Entertainment

Are You Ready For 'Brokeback' Opera?

Let all the "yodelayheehoo" jokes commence immediately, because your favorite love story about homosexuality and repression is coming to the stage. Brokeback Mountain will be performed in Madrid's Teatro Real Opera House starting Jan. 28 and running through Feb. 11. Now, if you are like me and find the concept of a cowboy opera challenging, well, clearly we just don't get it. Annie Proulx, the author of the original short story, has said that doing the story as an opera will "give room, which the short story did not, and which the film was not particularly interested in doing" to the tragic love story of Ennis and Jack.

So.... it's gonna be really good? The idea of a story about repressing one's inner homosexuality staged in the most dramatic form of theater with men singing loudly in cowboy outfits seems a little antithetical, but Annie Proulx gets it and she wrote the thing, so let's assume she's in the right.

The fact is that although the idea of a Brokeback Opera is challenging, the beauty of the story and uniqueness of its characters will make for a really revolutionary opera, regardless of how it turns out. I just wonder how the sense of sparseness that is so important in both the short story and the movie will be played out onstage, let alone as opera and also, where exactly is there space in the opera for the hardcore dude-on-dude action that the title evokes?

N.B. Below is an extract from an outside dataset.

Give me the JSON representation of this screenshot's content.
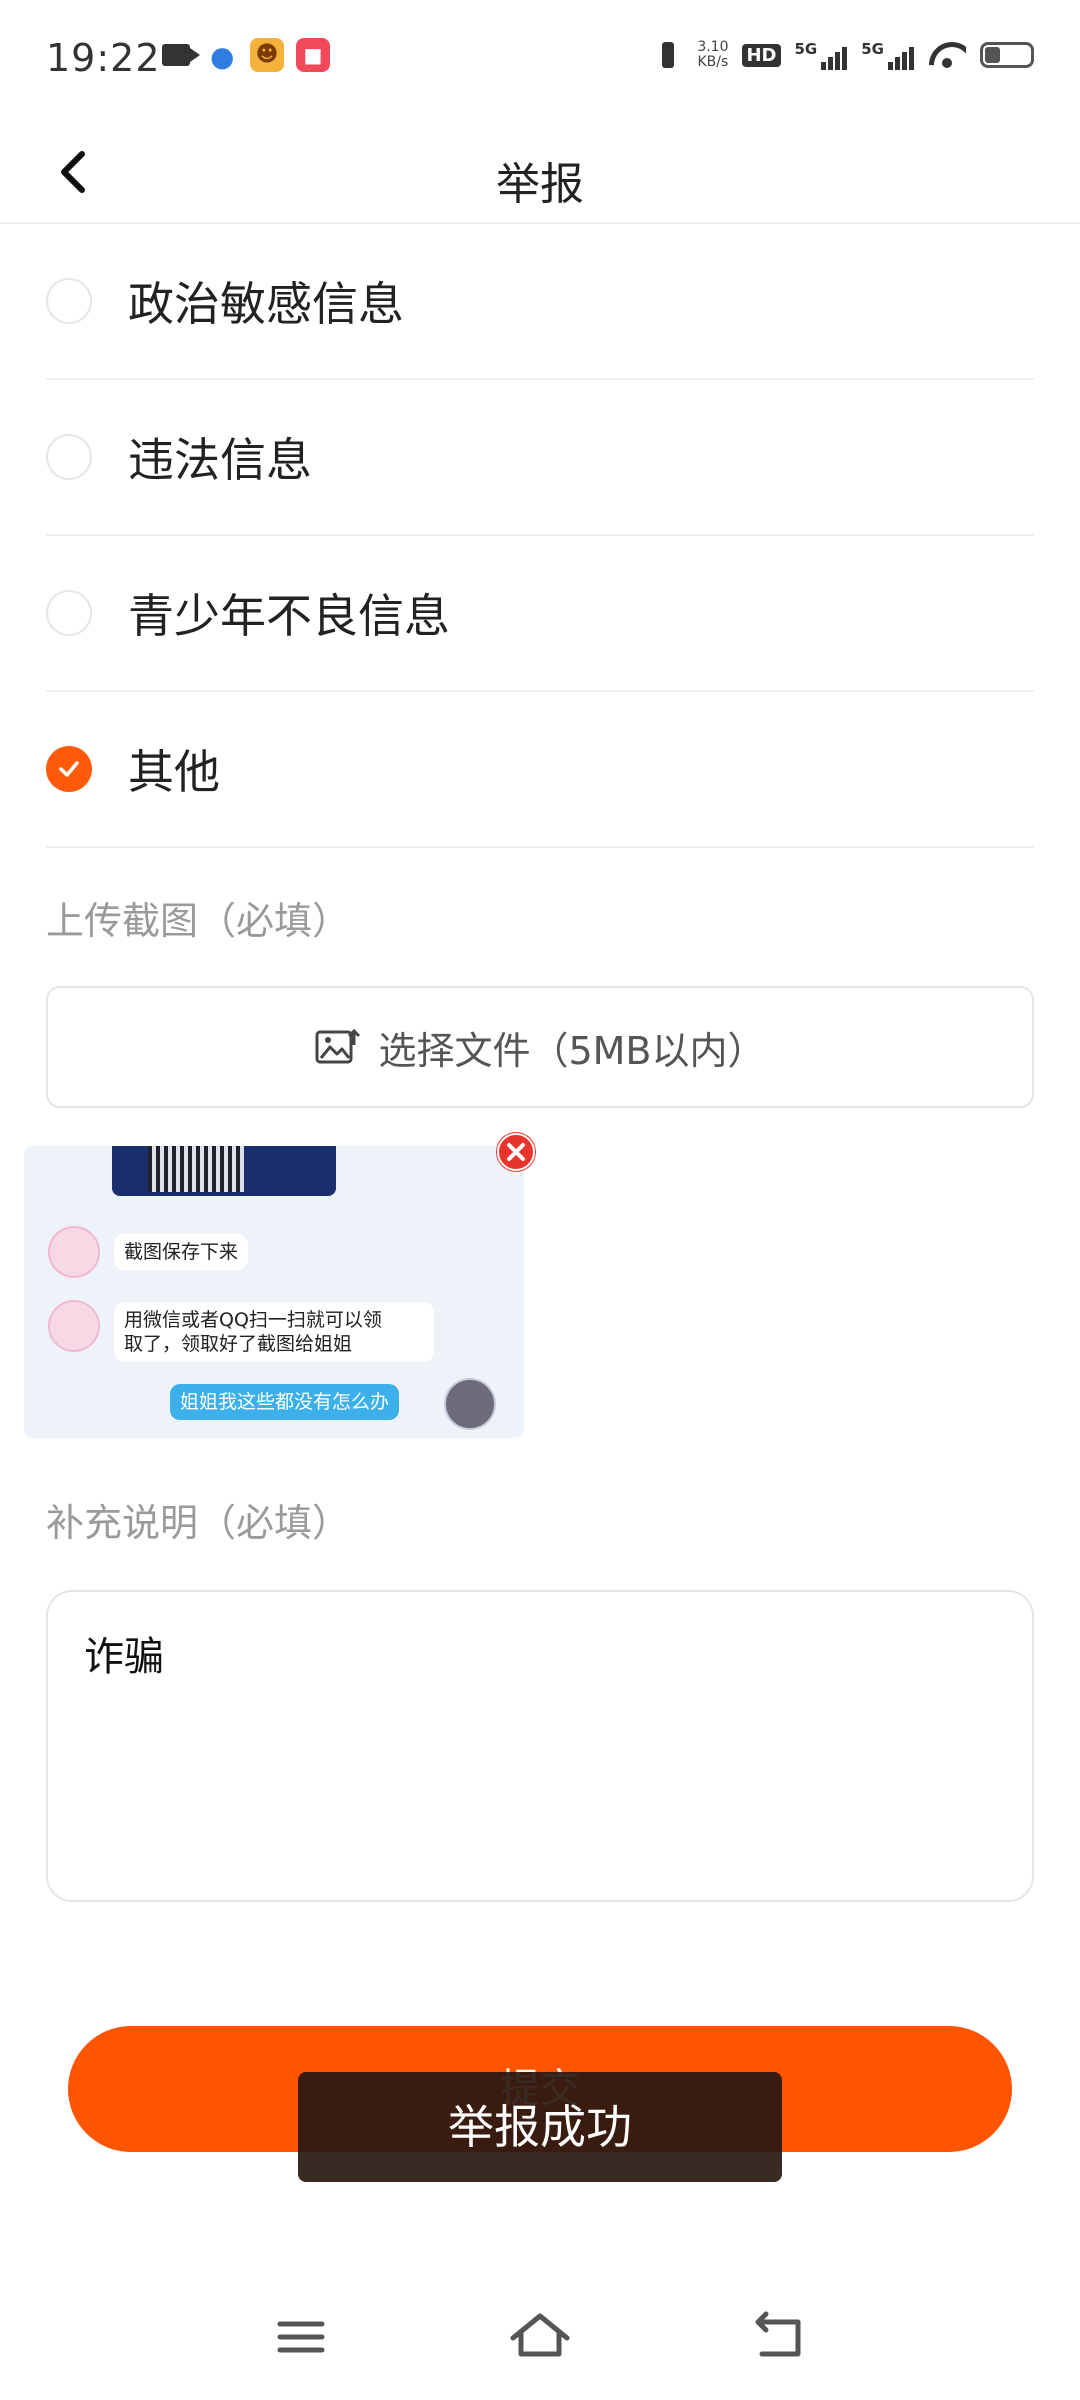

I mean, with all due respect to the power of the tale, one expects a little bareback on Brokeback Mountain, and somehow I don't see the audience at the Teatro Real Opera House going in for straight up humping on the mainstage, given the rather aristocratic population that makes up the majority of opera-goers. So although I'm sure the steamier scenes will be handled with the utmost taste and delicacy, there is only so much you can do to obscure the fact that two guys are meant to be bumming each other as an entire audience, made up of an older and more conservative crowd, looks on.

Who knows. The power of the music and its all-star composer Charles Wuorinen might simply break through any barriers the nature of the story presents. However, what we can be sure of is that if ever you needed an excuse to book a last minute flight to Madrid, telling your friends and co-workers that you just had to see the opera adaptation of Brokeback Mountain is as good an excuse as any.